WASHINGTON — The number of Americans on the verge of losing their homes fell in January but was still up from the same month a year ago. The numbers would have been higher if not for efforts to stall the foreclosure process.

Nationwide, more than 274,000 homes received at least one foreclosure-related notice last month. That was down 10 percent from December, but still 18 percent higher than a year ago, according to RealtyTrac Inc., an Irvine, Calif-based foreclosure listing service.

Contributing to the monthly drop was a decision by government-controlled mortgage finance companies Fannie Mae and Freddie Mac to suspend foreclosure sales during the winter holidays. Plus, Florida Gov. Charlie Crist brokered a deal in which lenders in that state agreed to a 45-day halt to new foreclosure petitions.

But those efforts may not have much of an impact in the long run.

“If you don’t do anything to get to the core problem, all you’re doing is extending the housing downturn,” said Rick Sharga, RealtyTrac’s vice president for marketing. “It’s only a good idea if there’s a corresponding program that dramatically restructures hundreds of thousands of loans.”

More than 2 million American homeowners faced foreclosure proceedings last year, and that number could soar as high as 10 million in the coming years, according to a report last month by Credit Suisse, depending on the severity of the recession.

The RealtyTrac report said nearly 67,000 properties were repossessed by lenders in January as the worst recession in decades, falling home values and stricter lending standards continue to sap the U.S. real estate market. That was up from more than 45,000 repossessed properties in January 2008, but down from 79,000 in December.

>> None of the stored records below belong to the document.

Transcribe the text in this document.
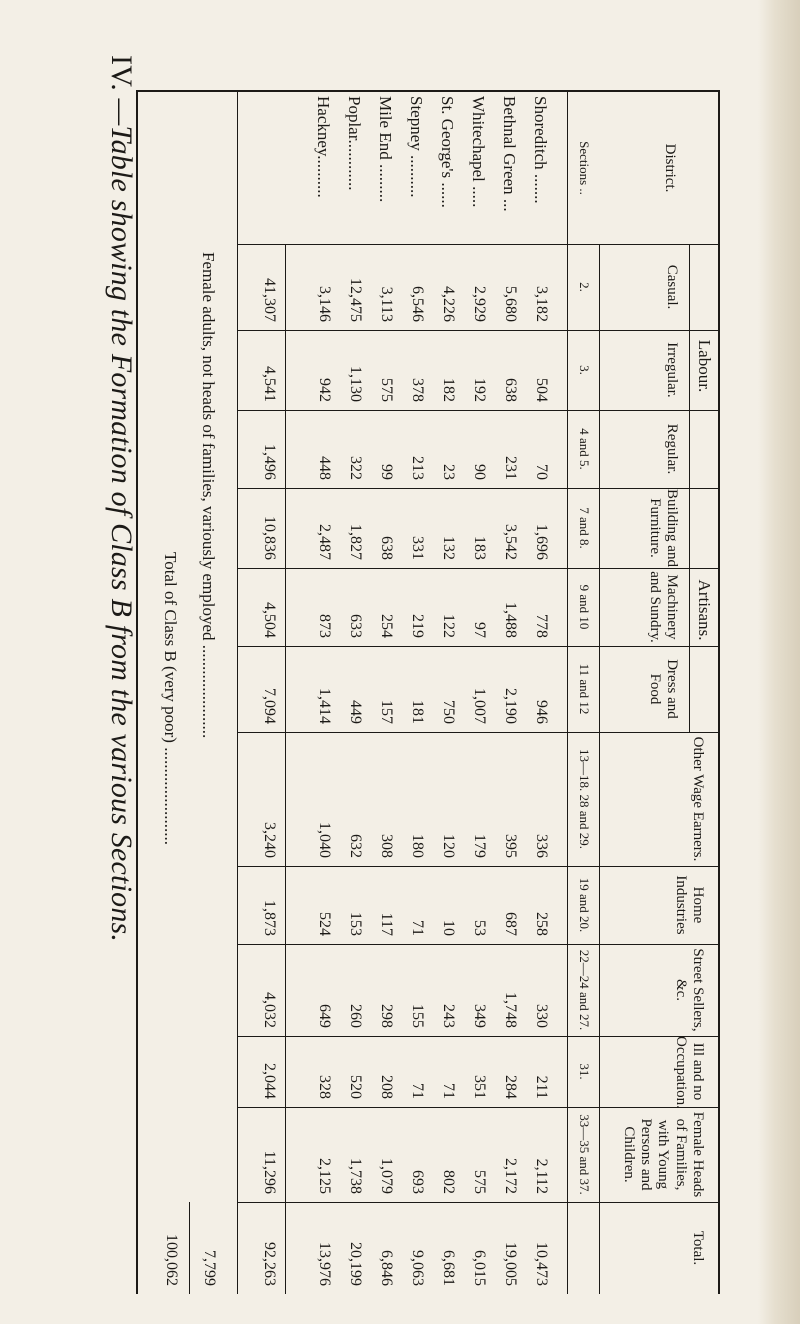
IV. —Table showing the Formation of Class B from the various Sections.	District.
Sections ..
Labour.
Artisans.
Casual.
2.
Irregular.
3.
Regular.
4 and 5.
Building and Furniture.
7 and 8.
Machinery and Sundry.
9 and 10
Dress and Food
11 and 12
Other Wage Earners.
13—18. 28 and 29.
Home Industries
19 and 20.
Street Sellers, &c.
22—24 and 27.
Ill and no Occupation.
31.
Female Heads of Families, with Young Persons and Children.
33—35 and 37.
Total.
Shoreditch .......
3,182
504
70
1,696
778
946
336
258
330
211
2,112
10,473
Bethnal Green ...
5,680
638
231
3,542
1,488
2,190
395
687
1,748
284
2,172
19,005
Whitechapel .....
2,929
192
90
183
97
1,007
179
53
349
351
575
6,015
St. George's ......
4,226
182
23
132
122
750
120
10
243
71
802
6,681
Stepney ..........
6,546
378
213
331
219
181
180
71
155
71
693
9,063
Mile End .........
3,113
575
99
638
254
157
308
117
298
208
1,079
6,846
Poplar............
12,475
1,130
322
1,827
633
449
632
153
260
520
1,738
20,199
Hackney..........
3,146
942
448
2,487
873
1,414
1,040
524
649
328
2,125
13,976
41,307
4,541
1,496
10,836
4,504
7,094
3,240
1,873
4,032
2,044
11,296
92,263
Female adults, not heads of families, variously employed ......................
7,799
Total of Class B (very poor) .......................
100,062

In the RealtyTrac report, Nevada, California, Arizona and Florida had the nation’s top foreclosure rates. In Nevada, one in every 76 homes received a foreclosure, while the number was one every 173 in California. At No. 5, Oregon, formerly a bastion of housing stability, made its first appearance close to the top of the list of foreclosure hot spots.

Rounding out the top 10 were Illinois, Michigan, Georgia, Idaho and Ohio. Among metro areas, Merced, Calif., was first, with one in every 59 housing units receiving a foreclosure filing. It was followed by Las Vegas and the Cape Coral-Fort Myers area in Florida.